# Thermal Compound Alternative



## xBoom

I'm out of thermal paste. Are there any recipes for "homemade" thermal compound? I can't go out and buy today. Please, just don't say this: "Wait for tomorrow" or something like that.


----------



## computermaineack

Um...not unless you just happen to have some silver lying around....


----------



## taylormsj

^^


----------



## highrev15k

Ive heard of people using toothpaste before. I don't think it works that well though.


----------



## oscaryu1

highrev15k said:


> Ive heard of people using toothpaste before. I don't think it works that well though.



In shortterm use, it's been proven to be better than Arctic Silver 5. If you need an thermal paste to play some hardcore games for an few hours, toothpaste will do.


----------



## diduknowthat

Toothpaste works very well...until it dries up and crusts, then it performs horribly. So if you want to use toothpaste, just make sure you reapply the paste every like 45 minutes.


----------



## StrangleHold

Like said above toothpaste works good for a couple of days. But only the smooth kind


----------



## nexolus

Don't be an idiot and wait for tomorrow.


----------



## dan_plus_o

Well said nexolus.. 

Why would you want to mess around with something so important as Thermal Compound.. I know I wouldn't trust my $300 CPU to toothpaste or some other homemade crap.


----------



## xBoom

Sorry for late reply.

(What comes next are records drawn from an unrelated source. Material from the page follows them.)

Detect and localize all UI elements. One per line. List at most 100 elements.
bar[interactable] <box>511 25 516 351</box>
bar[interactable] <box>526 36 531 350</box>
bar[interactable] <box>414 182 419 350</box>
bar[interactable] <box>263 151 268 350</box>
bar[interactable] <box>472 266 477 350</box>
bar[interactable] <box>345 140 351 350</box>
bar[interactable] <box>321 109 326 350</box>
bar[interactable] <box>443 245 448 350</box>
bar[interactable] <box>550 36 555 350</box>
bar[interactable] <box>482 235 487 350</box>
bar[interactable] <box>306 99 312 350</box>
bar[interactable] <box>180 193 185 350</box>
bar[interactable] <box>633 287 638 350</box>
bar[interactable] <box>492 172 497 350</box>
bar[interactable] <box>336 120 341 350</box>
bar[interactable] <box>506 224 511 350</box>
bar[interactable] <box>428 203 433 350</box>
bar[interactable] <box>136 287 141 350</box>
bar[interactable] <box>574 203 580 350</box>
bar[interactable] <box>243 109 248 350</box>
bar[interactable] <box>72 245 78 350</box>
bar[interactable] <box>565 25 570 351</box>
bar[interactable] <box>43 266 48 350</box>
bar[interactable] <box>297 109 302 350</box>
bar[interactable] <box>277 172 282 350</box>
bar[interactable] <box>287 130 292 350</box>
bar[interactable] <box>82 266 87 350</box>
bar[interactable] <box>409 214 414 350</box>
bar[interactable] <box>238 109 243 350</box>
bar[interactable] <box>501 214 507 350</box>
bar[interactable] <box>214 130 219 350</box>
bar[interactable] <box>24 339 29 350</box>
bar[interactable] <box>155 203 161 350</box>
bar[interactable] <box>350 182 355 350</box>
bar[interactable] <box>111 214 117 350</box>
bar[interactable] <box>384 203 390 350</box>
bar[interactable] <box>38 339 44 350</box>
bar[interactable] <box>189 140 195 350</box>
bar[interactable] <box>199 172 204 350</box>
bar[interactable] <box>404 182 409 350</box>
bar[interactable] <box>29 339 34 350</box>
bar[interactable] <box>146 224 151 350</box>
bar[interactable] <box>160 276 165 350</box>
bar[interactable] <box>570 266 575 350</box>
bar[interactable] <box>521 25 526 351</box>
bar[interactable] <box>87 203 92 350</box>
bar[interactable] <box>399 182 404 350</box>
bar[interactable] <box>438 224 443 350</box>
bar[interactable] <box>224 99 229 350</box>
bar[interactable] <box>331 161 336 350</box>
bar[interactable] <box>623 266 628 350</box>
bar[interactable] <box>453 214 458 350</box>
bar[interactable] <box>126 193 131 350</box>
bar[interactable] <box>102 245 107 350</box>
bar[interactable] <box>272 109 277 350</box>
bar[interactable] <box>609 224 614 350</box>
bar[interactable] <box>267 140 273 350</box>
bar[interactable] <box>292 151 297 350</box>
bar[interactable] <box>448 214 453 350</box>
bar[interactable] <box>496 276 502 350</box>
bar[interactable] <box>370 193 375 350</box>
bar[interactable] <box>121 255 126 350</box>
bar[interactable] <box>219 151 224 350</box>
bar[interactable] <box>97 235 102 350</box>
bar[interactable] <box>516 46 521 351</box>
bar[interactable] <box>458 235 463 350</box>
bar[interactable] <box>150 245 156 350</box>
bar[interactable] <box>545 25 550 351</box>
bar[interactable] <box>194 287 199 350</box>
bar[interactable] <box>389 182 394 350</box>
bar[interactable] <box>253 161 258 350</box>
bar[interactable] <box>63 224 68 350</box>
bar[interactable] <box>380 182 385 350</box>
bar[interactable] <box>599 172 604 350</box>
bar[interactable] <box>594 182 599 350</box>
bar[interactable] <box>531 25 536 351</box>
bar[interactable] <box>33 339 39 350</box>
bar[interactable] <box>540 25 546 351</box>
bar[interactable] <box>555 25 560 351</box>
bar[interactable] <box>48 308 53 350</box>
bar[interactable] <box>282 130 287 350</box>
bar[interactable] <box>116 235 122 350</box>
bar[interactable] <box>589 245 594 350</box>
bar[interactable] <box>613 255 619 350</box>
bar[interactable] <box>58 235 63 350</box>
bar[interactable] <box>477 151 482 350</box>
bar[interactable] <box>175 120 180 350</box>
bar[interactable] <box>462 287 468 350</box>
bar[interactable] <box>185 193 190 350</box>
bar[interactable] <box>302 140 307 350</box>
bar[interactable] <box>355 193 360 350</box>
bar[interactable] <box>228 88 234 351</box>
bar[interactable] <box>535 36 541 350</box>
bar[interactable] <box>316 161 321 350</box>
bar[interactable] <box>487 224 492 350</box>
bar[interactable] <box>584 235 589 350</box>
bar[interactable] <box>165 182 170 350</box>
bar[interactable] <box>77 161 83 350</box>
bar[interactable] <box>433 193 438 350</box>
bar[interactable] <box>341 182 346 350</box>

I tried toothpaste and it works great! Better than thermal compound. 43C idle with toothpaste and 45C idle with thermal compound. However, I bought the thermal compound. Thanks everyone!


----------



## ScottALot

BomberBoy has some graph that has some interesting temperatures with cheese.


----------



## ganzey

ScottALot said:


> BomberBoy has some graph that has some interesting temperatures with cheese.



iirc cheese=fail


----------



## bomberboysk

ScottALot said:


> BomberBoy has some graph that has some interesting temperatures with cheese.





ganzey said:


> iirc cheese=fail


Yeah, got that graph from hardocp, technically they used american "cheese" which is considered a cheese food, not actual cheese(and dont even ask me why they tested it, i have no idea)

And personally when i get my synthetic test bed working and once i test all the TIM's i plan on testing, ill prolly throw a few household items in as well.


----------



## ganzey

^^u should try some weird ass thing just for laughs


----------



## ScottALot

Use Mayonnaise.


----------



## ganzey

or cool whip  (pronounced cool hwip like stewie)


----------



## linkin

Someone test peanut butter. if my calculations are correct it will dry up and become horribly difficult to remove. much like when i tried to cook chicken satay and burnt about half an inch of peanut butter to the frying pan.


mmmmm, satay chicken.


----------



## Bodaggit23

ganzey said:


> or cool whip  (pronounced cool hwip like stewie)



Roflmao!


----------



## Aastii

lmao woo epic revive by spammer


----------